A major point of the lawsuit states that Congress’ prerogative to declare war was given by the Constitution and thus cannot be taken or given away, even by a Congressional resolution like the one made last October.

But some legislators find this reasoning shaky, claiming that precedent makes this interpretation of the Constitution obsolete. “Congress, with an overwhelming majority … has given (many) presidents the ability to wage war without a declaration from Congress,” said Rep. Pete Hoekstra (R-Holland), adding Congress has not made a formal declaration of war since World War II.

But Conyers claims there is no precedent for this sort of action. “(A declaration of war) isn’t required anymore? Wrong,” he said. “We have to look at each situation individually. … Korea was a U.N. action, Vietnam was a police action and (a special Congressional resolution) got us through the Gulf War.”

Conyers said many citizens are grateful for this lawsuit. “I’ve got thousands of people calling me from all over the country, thanking me that the Constitution means what it says and no one can change that, not even King George.”

But Hoekstra said Conyers’ action is premature. “We’re predicting what the president may do with incomplete information. … The president has decided that going to war is not an appropriate use of force today, but that may all change in the next two to four weeks,” he said. “When we get all the information, we will have some better indication as to what an appropriate use of force is.”

Legal experts said litigations like this have a history of failure.

“We had this in the Vietnam War,” said University of California at Berkeley constitutional law Prof. Jesse Choper. “The complainant lost (and) the courts refused to grant what they wanted – injunctions or declaratory judgments. … The bottom line is that, although you may find an occasional federal district judge that will occasionally go along, it doesn’t last – the courts won’t touch it.”

“This is a political question, not a judicial one,” he added.
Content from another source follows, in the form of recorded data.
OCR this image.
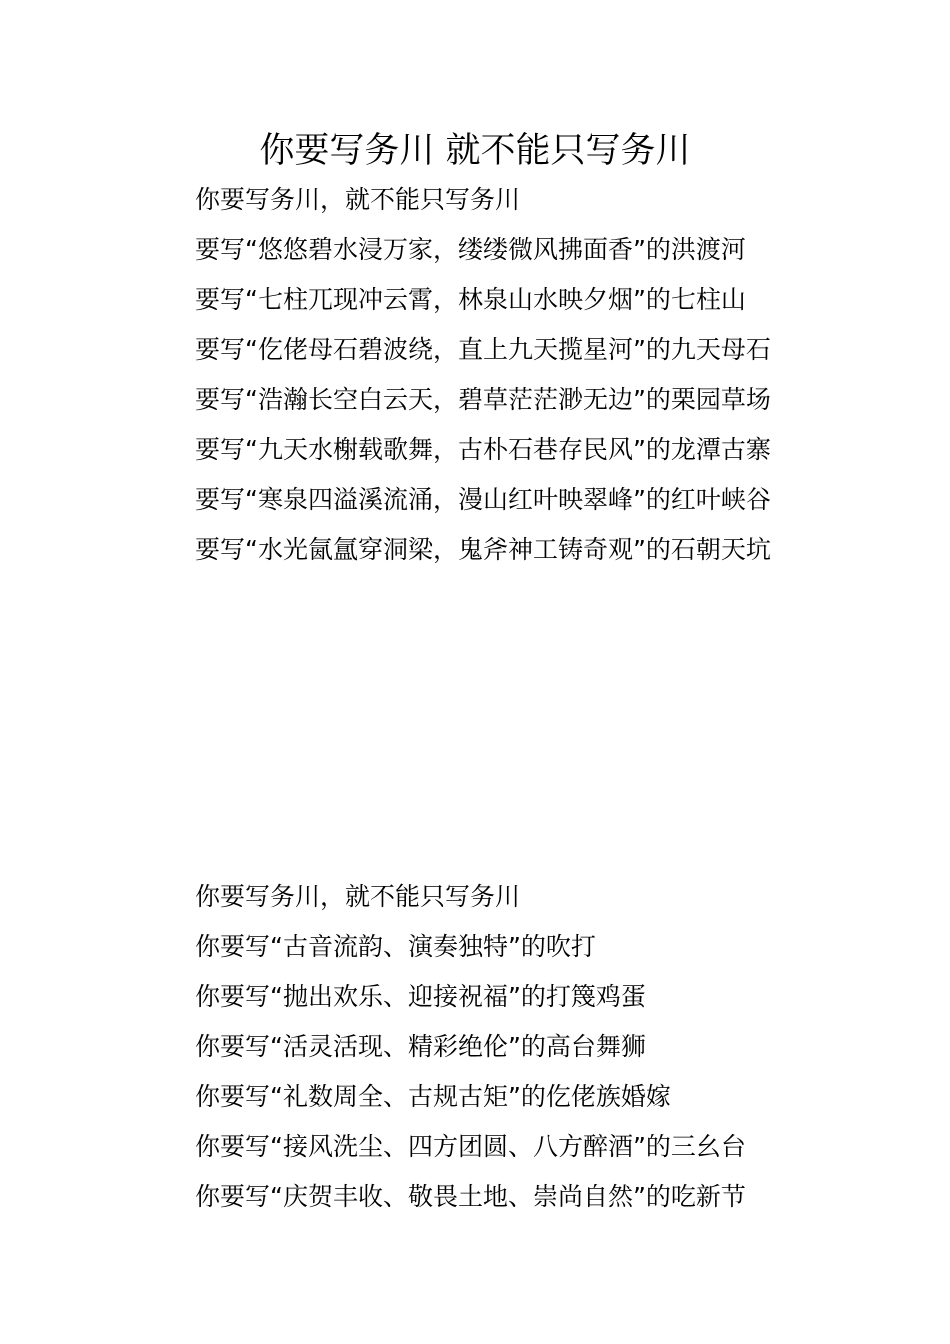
你要写务川 就不能只写务川

你要写务川，就不能只写务川

要写“悠悠碧水浸万家，缕缕微风拂面香”的洪渡河

要写“七柱兀现冲云霄，林泉山水映夕烟”的七柱山

要写“仡佬母石碧波绕，直上九天揽星河”的九天母石

要写“浩瀚长空白云天，碧草茫茫渺无边”的栗园草场

要写“九天水榭载歌舞，古朴石巷存民风”的龙潭古寨

要写“寒泉四溢溪流涌，漫山红叶映翠峰”的红叶峡谷

要写“水光氤氲穿洞梁，鬼斧神工铸奇观”的石朝天坑

你要写务川，就不能只写务川

你要写“古音流韵、演奏独特”的吹打

你要写“抛出欢乐、迎接祝福”的打篾鸡蛋

你要写“活灵活现、精彩绝伦”的高台舞狮

你要写“礼数周全、古规古矩”的仡佬族婚嫁

你要写“接风洗尘、四方团圆、八方醉酒”的三幺台

你要写“庆贺丰收、敬畏土地、崇尚自然”的吃新节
Other experts, like Georgetown University Constitutional Law Prof. Susan Bloch said his actions are most likely not motivated by a hope of winning this case. “There’s a lot of hurdles and I think he knows that,” she said. “It’s a way of his group showing their disapproval of Bush’s actions”

“I doubt he thinks he will win,” she added.

But some students like LSA junior Megan Stevenson said she applauds Conyers for making the lawsuit. “Having people present opposing viewpoints is healthy,” she said.